Saat Islam memandang bahwa Allah adalah Sumber wujud segala sesuatu, Pemilik rahmat dan hikmah yang tak terbatas, ia tak merusak keyakinan pada kehendak-Nya yang menyeluruh dan kekuasaan-Nya yang tidak terkalahkan. Segala sesuatu bersandar pada-Nya, bahkan kemampuan setan untuk menyesatkan.

Dalam Islam, masalah kejahatan bias diselesaikan dengan cara lain. Yakni, sekalipun mengakui adanya kebaikan dan kejahatan di alam, Islam memberikan pandangan yang lebih luas sehingga sistem wujud itu sendiri terbebaskan dari segala kejahatan. Maka, dalam pandangan Islam, semua maujud itu baik dan sistem yang berlaku adalah sistem terbaik, bahkan mustahil ada sistem yang lebih baik daripadanya.

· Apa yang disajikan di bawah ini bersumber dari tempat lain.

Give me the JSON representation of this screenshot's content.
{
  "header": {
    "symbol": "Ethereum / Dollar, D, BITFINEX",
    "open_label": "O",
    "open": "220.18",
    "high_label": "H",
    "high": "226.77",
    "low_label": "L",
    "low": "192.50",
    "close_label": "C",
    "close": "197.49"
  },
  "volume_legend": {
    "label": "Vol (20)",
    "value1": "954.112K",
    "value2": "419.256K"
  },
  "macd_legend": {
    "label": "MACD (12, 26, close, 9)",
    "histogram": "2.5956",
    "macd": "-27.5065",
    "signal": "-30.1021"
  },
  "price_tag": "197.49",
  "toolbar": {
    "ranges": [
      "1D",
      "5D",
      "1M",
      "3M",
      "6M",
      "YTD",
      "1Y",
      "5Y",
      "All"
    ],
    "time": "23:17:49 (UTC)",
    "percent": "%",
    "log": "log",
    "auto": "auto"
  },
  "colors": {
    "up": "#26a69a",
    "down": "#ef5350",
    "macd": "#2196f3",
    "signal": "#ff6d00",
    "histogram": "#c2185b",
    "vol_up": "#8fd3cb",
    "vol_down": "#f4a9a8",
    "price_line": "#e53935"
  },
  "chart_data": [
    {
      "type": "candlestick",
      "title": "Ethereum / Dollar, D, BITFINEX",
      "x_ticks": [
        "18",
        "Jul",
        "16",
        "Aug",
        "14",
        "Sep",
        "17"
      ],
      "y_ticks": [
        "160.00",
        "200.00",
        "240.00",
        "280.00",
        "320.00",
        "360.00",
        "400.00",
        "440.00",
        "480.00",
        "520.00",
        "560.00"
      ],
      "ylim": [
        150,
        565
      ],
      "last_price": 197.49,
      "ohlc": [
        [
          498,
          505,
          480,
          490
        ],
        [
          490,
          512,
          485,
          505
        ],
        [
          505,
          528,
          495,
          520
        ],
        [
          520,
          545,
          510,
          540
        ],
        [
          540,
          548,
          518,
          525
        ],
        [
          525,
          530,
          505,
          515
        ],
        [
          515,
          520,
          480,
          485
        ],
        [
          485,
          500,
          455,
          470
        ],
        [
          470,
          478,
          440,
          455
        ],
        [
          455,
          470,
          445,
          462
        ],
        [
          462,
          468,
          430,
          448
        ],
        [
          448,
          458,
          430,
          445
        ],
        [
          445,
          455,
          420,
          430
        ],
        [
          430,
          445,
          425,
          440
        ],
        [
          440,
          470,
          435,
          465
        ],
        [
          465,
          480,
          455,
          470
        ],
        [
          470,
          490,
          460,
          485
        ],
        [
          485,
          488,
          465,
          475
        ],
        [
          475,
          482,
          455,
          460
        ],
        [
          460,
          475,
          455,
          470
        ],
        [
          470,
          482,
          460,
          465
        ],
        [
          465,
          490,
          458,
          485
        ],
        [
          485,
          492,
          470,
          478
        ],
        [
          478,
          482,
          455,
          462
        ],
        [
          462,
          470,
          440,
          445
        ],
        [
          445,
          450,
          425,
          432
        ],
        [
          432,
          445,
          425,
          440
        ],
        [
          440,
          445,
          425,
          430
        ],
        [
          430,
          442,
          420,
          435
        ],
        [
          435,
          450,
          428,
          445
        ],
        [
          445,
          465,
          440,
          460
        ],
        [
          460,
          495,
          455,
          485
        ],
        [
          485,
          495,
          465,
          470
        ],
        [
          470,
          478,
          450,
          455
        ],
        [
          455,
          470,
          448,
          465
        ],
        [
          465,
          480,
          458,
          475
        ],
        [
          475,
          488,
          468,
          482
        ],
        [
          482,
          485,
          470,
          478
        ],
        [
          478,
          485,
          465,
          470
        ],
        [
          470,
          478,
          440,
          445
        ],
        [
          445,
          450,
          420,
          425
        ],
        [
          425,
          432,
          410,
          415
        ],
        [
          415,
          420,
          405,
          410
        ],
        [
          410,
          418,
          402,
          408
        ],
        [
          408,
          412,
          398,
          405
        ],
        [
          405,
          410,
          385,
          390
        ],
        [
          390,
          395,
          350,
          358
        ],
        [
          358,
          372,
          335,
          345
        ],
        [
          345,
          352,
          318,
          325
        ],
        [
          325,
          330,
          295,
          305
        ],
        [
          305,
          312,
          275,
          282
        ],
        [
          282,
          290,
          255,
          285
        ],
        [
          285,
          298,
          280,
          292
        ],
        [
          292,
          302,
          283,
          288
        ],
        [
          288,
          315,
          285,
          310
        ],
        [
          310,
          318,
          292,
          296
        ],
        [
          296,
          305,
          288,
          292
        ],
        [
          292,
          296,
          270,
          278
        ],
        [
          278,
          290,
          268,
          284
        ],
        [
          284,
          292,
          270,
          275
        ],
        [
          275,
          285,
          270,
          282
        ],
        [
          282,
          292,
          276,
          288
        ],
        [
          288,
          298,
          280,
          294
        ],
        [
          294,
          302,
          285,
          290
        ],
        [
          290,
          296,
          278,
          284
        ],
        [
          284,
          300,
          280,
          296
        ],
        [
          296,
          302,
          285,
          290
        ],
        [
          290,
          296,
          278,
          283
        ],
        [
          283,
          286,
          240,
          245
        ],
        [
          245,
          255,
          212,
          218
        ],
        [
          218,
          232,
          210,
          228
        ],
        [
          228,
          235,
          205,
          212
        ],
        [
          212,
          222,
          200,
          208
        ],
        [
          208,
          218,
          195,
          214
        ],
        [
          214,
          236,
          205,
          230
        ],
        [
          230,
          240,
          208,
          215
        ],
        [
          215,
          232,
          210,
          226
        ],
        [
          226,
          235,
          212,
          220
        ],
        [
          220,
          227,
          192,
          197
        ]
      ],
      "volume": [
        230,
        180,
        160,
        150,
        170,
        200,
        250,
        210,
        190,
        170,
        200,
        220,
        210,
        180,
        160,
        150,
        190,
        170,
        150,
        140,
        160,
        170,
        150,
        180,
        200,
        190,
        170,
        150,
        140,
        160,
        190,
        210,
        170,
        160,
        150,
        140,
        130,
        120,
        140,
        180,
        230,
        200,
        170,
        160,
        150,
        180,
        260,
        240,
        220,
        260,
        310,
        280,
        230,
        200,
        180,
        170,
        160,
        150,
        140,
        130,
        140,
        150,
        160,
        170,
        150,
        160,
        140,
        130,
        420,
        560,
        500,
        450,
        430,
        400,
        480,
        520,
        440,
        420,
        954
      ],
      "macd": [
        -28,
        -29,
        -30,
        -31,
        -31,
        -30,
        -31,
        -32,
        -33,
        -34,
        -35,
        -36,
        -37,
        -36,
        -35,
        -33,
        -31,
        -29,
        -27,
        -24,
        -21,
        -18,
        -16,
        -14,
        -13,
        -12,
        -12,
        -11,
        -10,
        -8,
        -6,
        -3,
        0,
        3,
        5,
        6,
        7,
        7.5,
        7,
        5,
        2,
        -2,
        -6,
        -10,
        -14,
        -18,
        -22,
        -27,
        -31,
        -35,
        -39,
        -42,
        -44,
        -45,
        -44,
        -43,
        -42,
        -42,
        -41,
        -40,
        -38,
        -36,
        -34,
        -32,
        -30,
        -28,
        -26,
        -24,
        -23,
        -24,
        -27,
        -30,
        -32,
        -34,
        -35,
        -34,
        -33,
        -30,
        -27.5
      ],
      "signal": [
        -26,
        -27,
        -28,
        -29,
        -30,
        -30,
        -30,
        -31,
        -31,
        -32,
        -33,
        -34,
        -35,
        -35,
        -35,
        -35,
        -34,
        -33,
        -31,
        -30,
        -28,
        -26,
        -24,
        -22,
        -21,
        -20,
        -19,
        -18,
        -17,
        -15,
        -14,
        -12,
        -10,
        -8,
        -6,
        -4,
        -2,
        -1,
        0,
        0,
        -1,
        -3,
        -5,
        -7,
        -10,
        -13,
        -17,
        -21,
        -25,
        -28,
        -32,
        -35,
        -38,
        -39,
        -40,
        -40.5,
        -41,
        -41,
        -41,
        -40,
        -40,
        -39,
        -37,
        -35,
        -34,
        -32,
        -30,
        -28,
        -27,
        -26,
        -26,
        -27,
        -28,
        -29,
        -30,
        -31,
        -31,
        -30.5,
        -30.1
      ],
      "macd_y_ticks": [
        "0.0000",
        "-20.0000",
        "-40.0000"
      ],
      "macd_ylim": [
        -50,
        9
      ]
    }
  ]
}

Jawaban terhadap masalah kejahatan ini didasarkan pada filsafat rasional tertentu yang mengkaji soal eksistensi dan noneksistensi secara mendalam. Filsafat ini menyanggah kaum dualitas dengan mengatakan bahwa kejahatan bukanlah maujud factual dan eksternal sehingga memerlukan pencipta dan sumber tersendiri. Poin ini bias kita bentangkan dalam dua sisi: pertama, kejahatan adalah sesuatu yang noneksistensial (’adam); kedua, kejahatan adalah sesuatu yang relatif. Dengan membentangkan dua sisi ini, sirnalah keraguan seputar dualitas eksistensi.

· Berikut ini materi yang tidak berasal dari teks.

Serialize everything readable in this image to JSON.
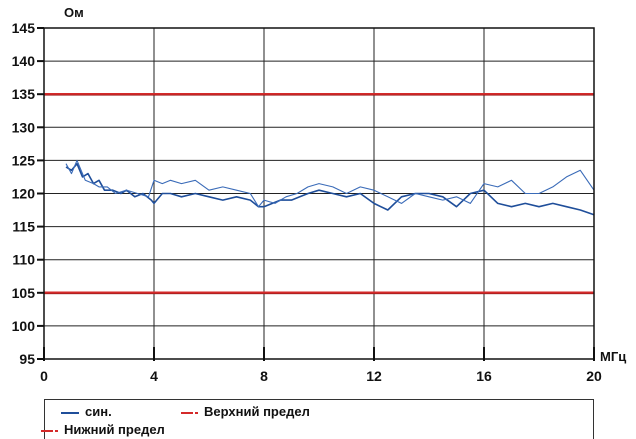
{
  "chart_data": {
    "type": "line",
    "title": "",
    "ylabel": "Ом",
    "xlabel": "МГц",
    "xlim": [
      0,
      20
    ],
    "ylim": [
      95,
      145
    ],
    "x_ticks": [
      "0",
      "4",
      "8",
      "12",
      "16",
      "20"
    ],
    "y_ticks": [
      "145",
      "140",
      "135",
      "130",
      "125",
      "120",
      "115",
      "110",
      "105",
      "100",
      "95"
    ],
    "grid": true,
    "series": [
      {
        "name": "син.",
        "color": "#1f4e9a",
        "x": [
          0.8,
          1.0,
          1.2,
          1.4,
          1.6,
          1.8,
          2.0,
          2.2,
          2.5,
          2.8,
          3.0,
          3.3,
          3.6,
          3.9,
          4.0,
          4.3,
          4.6,
          5.0,
          5.5,
          6.0,
          6.5,
          7.0,
          7.5,
          7.8,
          8.0,
          8.3,
          8.6,
          9.0,
          9.3,
          9.6,
          10.0,
          10.5,
          11.0,
          11.5,
          12.0,
          12.5,
          13.0,
          13.5,
          14.0,
          14.5,
          15.0,
          15.5,
          16.0,
          16.5,
          17.0,
          17.5,
          18.0,
          18.5,
          19.0,
          19.5,
          20.0
        ],
        "values": [
          124,
          123.5,
          124.5,
          122.5,
          123,
          121.5,
          122,
          120.5,
          120.5,
          120,
          120.5,
          119.5,
          120,
          119,
          118.5,
          120,
          120,
          119.5,
          120,
          119.5,
          119,
          119.5,
          119,
          118,
          118,
          118.5,
          119,
          119,
          119.5,
          120,
          120.5,
          120,
          119.5,
          120,
          118.5,
          117.5,
          119.5,
          120,
          120,
          119.5,
          118,
          120,
          120.5,
          118.5,
          118,
          118.5,
          118,
          118.5,
          118,
          117.5,
          116.8
        ]
      },
      {
        "name": "",
        "color": "#3a6bb8",
        "x": [
          0.8,
          1.0,
          1.2,
          1.5,
          1.8,
          2.0,
          2.3,
          2.6,
          3.0,
          3.4,
          3.8,
          4.0,
          4.3,
          4.6,
          5.0,
          5.5,
          6.0,
          6.5,
          7.0,
          7.5,
          7.8,
          8.0,
          8.4,
          8.8,
          9.2,
          9.6,
          10.0,
          10.5,
          11.0,
          11.5,
          12.0,
          12.5,
          13.0,
          13.5,
          14.0,
          14.5,
          15.0,
          15.5,
          16.0,
          16.5,
          17.0,
          17.5,
          18.0,
          18.5,
          19.0,
          19.5,
          20.0
        ],
        "values": [
          124.5,
          123,
          125,
          122,
          121.5,
          121,
          121,
          120,
          120.5,
          120,
          119.5,
          122,
          121.5,
          122,
          121.5,
          122,
          120.5,
          121,
          120.5,
          120,
          118,
          119,
          118.5,
          119.5,
          120,
          121,
          121.5,
          121,
          120,
          121,
          120.5,
          119.5,
          118.5,
          120,
          119.5,
          119,
          119.5,
          118.5,
          121.5,
          121,
          122,
          120,
          120,
          121,
          122.5,
          123.5,
          120.5
        ]
      }
    ],
    "reference_lines": [
      {
        "name": "Верхний предел",
        "y": 135,
        "color": "#d42a2a"
      },
      {
        "name": "Нижний предел",
        "y": 105,
        "color": "#d42a2a"
      }
    ]
  },
  "legend": {
    "items": [
      {
        "label": "син.",
        "color": "#1f4e9a",
        "style": "solid"
      },
      {
        "label": "Верхний предел",
        "color": "#d42a2a",
        "style": "dash-dot"
      },
      {
        "label": "Нижний предел",
        "color": "#d42a2a",
        "style": "dash-dot"
      }
    ]
  }
}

Kejahatan Adalah Noneksistensial

Analisis sederhana sudah cukup untuk menegaskan bahwa esensi kejahatan adalah murni noneksistensial. Yakni, semua kejahatan itu sama sekali tiada dan noneksistensial. Bahasan ini memiliki sejarah yang panjang, akar-akarnya tertanam dalam pemikiran Yunani kuno. Dalam buku-buku filsafat, gagasan ini diatributkan kepada para pemikir Yunani kuno, khususnya Plato. Akan tetapi, para filsuf mutakhir telah menilik dan mendedahnya secara lebih luas dan mendalam. Lantaran kita memandangnya sebagai pijakan yang benar dan fundamental, kita akan membahasnya. Sambil memohon maaf kepada para pembaca atas kepelikan bahasan ini, saya meminta para pembaca bisa bersabar dan berkonsentrasi untuk memahaminya. Saya kira, tema ini sangat setimpal dengan waktu dan kesungguhan yang akan kita berikan, dan saya berjanji melakukan pembahasan sesederhana mungkin.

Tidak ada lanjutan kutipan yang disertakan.